Crédit image: Mario Botta Architetti
Projet stoppé en 1993, l'extension du Palais fédéral signée Mario Botta aurait provoqué la démolition de plusieurs bâtiments situés dans la zone de protection de l'Aar.
Peut-être que certaines choses auraient été différentes de celles présentées actuellement dans un livre et une exposition à Bâle. Celui qui aurait prévu un voyage en Suisse n'aurait pas atterri en avion à Kloten, mais à l'aéroport central suisse près d'Utzensdorf dans l'Emmental, à environ 23 km au nord de Berne. L'idée avait été lancée pendant la Seconde Guerre mondiale et le site choisi était un champ qui servait à l'époque de champ de bataille. En effet, une extension de l'aéroport existant de Belpmoos n'aurait pas été possible en raison de la topographie. En faisant le tour de la capitale fédérale, on serait passé devant le Palais fédéral, agrandi dans les années 1990 d'après les plans de Mario Botta et ressemblant à une immense forteresse. Au bord du lac Léman, les touristes auraient fait un selfie avec la Tour de Lausanne, conçue par Jean Tschumi. Cette élégante construction de plus de 300 m de haut aurait dû être présentée au public en 1962, mais son architecte est décédé peu après. A Zurich, ce sont surtout les touristes passionnés d'architecture qui auraient sorti leur smartphone à proximité du Kunsthaus: en raison du spectaculaire Schauspielhaus de Jørn Utzon, une sorte de tapis de vagues de 150 m de long qui occupait presque toute la Heimplatz.
Zurich, une
ville forestière avortée
Zurich
aurait pu présenter une autre construction bien plus spectaculaire et sans
doute tout aussi polarisante: la Waldstadt. Située sur l'Adlisberg, dans la
forêt entre Zurich et Gockhausen, cette gigantesque cité aurait dû, à partir
des années 1970, s'étendre
en forme de fer à cheval à travers la forêt sur une longueur de 4,5 km et une
hauteur atteignant parfois 100 m. Elle aurait hébergé près de 27'000 logements
pouvant accueillir environ 80'000 habitants, 13'000 places de travail et 25'000
places de parking souterraines. En outre, la ville satellite aurait également
dû offrir des salles de classe, des surfaces commerciales et des possibilités
de loisirs. En outre, elle aurait été reliée aux septième et huitième
arrondissements de la ville par un métro.

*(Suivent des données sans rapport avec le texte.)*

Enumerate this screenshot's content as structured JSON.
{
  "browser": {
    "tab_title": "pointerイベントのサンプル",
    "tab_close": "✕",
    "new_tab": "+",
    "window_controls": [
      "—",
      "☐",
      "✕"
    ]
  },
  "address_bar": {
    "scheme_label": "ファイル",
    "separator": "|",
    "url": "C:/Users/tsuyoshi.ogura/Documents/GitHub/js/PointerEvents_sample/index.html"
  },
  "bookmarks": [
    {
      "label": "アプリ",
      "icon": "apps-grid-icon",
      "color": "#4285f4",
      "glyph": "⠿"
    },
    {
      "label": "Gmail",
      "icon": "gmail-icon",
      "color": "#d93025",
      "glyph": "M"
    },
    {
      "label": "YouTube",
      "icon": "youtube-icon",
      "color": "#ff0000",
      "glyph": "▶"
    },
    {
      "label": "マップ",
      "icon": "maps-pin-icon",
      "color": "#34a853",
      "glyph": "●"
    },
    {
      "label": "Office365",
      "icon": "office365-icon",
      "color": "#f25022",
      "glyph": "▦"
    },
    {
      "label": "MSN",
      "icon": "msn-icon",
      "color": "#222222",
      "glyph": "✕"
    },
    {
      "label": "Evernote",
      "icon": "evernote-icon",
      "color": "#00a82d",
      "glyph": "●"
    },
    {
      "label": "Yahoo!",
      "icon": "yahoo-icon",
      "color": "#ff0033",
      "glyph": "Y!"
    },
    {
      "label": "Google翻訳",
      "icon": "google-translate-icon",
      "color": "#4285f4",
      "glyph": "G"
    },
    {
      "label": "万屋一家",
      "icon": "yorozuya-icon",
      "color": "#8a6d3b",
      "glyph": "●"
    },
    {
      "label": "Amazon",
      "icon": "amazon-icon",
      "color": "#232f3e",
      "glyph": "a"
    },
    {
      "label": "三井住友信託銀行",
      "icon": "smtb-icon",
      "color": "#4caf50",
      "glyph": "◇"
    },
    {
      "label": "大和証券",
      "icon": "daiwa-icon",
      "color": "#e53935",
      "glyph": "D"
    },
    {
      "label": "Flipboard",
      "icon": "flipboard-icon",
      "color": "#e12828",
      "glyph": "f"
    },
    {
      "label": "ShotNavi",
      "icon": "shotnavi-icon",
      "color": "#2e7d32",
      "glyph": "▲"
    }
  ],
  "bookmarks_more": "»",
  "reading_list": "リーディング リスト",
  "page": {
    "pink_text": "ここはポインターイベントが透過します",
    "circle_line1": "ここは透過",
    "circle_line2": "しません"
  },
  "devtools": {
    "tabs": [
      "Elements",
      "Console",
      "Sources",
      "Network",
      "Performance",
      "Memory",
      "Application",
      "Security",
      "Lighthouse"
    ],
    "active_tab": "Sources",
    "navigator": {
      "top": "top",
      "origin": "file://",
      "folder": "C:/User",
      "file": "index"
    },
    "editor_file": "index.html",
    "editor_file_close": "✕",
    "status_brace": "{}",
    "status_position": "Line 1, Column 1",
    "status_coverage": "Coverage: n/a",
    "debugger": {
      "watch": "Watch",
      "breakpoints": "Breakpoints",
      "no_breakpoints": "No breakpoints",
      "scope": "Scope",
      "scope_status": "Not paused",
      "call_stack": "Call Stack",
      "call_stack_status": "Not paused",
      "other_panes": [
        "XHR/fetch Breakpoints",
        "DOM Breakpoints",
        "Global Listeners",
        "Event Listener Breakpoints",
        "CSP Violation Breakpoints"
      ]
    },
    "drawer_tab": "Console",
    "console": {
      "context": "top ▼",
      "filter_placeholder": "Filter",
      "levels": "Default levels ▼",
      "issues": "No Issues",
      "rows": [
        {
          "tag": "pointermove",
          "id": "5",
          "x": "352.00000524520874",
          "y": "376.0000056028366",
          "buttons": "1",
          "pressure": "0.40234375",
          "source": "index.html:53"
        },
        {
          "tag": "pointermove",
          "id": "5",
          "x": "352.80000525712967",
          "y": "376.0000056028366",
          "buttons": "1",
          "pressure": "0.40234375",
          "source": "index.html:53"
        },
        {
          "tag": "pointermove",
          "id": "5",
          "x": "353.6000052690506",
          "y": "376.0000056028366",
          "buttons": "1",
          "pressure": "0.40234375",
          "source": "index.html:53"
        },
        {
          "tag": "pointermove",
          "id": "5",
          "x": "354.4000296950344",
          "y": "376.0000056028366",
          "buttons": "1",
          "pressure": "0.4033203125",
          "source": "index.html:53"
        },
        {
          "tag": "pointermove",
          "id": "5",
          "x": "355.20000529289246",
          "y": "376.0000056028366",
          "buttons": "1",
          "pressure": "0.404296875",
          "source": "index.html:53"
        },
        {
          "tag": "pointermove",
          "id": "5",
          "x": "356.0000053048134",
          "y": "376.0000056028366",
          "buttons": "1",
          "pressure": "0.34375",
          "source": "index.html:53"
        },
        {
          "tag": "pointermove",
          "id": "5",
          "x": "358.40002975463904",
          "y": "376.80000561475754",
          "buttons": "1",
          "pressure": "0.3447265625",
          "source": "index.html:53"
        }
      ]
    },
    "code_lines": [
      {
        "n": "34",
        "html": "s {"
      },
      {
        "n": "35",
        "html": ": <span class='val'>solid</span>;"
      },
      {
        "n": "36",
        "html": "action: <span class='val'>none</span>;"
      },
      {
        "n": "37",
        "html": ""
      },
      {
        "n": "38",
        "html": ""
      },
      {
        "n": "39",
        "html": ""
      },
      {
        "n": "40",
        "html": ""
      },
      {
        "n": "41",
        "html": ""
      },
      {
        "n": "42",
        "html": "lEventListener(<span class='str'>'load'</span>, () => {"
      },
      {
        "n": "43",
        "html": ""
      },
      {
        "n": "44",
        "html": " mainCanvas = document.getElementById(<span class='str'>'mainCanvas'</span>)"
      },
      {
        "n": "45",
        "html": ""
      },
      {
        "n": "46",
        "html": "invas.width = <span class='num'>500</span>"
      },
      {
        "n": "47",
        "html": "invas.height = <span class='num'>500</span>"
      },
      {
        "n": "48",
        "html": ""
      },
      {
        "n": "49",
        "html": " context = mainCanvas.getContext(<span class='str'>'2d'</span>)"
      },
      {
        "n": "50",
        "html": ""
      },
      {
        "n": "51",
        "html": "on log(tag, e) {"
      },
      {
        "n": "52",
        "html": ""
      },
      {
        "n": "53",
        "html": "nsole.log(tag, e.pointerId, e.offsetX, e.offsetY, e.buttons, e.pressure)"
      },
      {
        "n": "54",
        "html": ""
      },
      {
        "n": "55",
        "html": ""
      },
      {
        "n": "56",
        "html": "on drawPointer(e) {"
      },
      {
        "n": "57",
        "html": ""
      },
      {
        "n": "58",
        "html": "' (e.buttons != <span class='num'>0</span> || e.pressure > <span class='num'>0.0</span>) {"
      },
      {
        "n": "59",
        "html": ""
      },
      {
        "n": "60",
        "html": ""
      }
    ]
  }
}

Derrière ce projet mégalomane se cachent le président de la ville Sigismund Widmer et l'architecte Werner Stücheli. Le projet aurait dû désamorcer la crise du logement qui sévissait à l'époque. «D'année en année, le nombre de personnes qui quittent Zurich pour fuir des loyers absurdement élevés augmente. Ils paient leurs impôts dans les communes rurales, mais continuent à utiliser les services et les équipements de la ville», pouvait-on lire à l'époque en première page du journal local Züri Leu. La Waldstadt devait changer cela.
Comme l'a expliqué Sigismund Widmer lors de la présentation du projet de construction, cela devrait se faire en respectant systématiquement la protection de l'environnement. Il a souligné «l'abandon des constructions dispersées, l'intégration des services publics dans la structure d'habitation» et la priorité donnée aux transports publics. La mixité des activités et de l'habitat était un autre thème, ainsi que leur intégration dans un «vaste paysage de parcs et de forêts» et, de même, «l'élaboration minutieuse d'une structure sociale harmonieuse». Malgré cela, les plans devaient finalement disparaître dans un tiroir et les défrichements nécessaires à la réalisation ont suscité de vives discussions. Finalement, le Conseil d'Etat zurichois a rejeté en octobre 1971 la demande de défrichement de 45 ha de forêt. L'une des raisons était une erreur de calcul, comme le rapportait à l'époque la Neue Zürcher Zeitung. Selon les valeurs de référence de l'époque, 175 ha de forêt auraient dû être abattus, soit plus de trois fois plus. Des projets comparables datant du siècle actuel, la Waldstadt Bremer à Berne et une Waldstadt à Schaffhouse, ont également échoué en raison des défrichements nécessaires.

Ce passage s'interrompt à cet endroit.